The stallion was schooled for five years by this team and his rider continues his training here in California, where he has also become a breeding stallion.

In the Czech Republic he was placed in several dressage competitions, though his focus was mainly classical baroque riding. He took part in hunts and several presentation performances; his presentation throughout was calm and controlled. His sire was previously the main breeding stallion of the National Stud, Generale Proxima XLVIII, who, though now in private ownership, is undoubtedly one of the best schooled Kladruber dressage horses in the Czech Republic.

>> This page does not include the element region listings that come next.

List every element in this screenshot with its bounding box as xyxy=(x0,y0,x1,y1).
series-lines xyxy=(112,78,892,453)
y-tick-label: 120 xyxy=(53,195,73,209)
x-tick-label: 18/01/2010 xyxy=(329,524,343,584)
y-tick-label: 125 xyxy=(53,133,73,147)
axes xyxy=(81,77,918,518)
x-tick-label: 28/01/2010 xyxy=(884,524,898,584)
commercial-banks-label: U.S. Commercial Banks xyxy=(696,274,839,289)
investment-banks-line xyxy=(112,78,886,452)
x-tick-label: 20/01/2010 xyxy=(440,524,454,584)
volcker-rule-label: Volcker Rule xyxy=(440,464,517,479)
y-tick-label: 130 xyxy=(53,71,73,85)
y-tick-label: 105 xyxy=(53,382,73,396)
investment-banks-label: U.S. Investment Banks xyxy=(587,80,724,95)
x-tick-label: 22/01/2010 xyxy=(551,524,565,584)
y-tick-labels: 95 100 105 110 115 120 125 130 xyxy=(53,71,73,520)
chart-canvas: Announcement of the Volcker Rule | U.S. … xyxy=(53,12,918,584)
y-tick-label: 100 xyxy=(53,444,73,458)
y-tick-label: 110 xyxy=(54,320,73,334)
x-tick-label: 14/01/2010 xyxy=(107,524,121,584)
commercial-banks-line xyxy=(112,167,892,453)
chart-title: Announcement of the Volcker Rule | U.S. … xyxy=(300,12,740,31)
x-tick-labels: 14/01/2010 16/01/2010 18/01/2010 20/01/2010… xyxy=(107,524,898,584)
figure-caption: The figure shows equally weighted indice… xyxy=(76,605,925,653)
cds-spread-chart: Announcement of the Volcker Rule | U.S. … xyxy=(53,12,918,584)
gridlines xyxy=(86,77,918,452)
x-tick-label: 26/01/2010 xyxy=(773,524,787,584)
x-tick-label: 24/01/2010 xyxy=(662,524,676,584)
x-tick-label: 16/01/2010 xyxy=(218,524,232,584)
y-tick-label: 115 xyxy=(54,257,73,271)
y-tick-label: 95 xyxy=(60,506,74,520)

Ariosa is a classic white stallion, compact and very elegant with a large, square frame, a slightly Roman-nosed head, a strong neck and expressive paces. His large, gentle, bright eye is the best indication of his superb character. He is a willing, well-rounded stallion. He needs to enjoy his work and his training programme is designed around that. He flew to California alone, in the same company as mares. He spent seven weeks in quarantine in Sacramento. He arrived in Woodside in excellent physical and psychological condition. He is making good progress in his dressage training.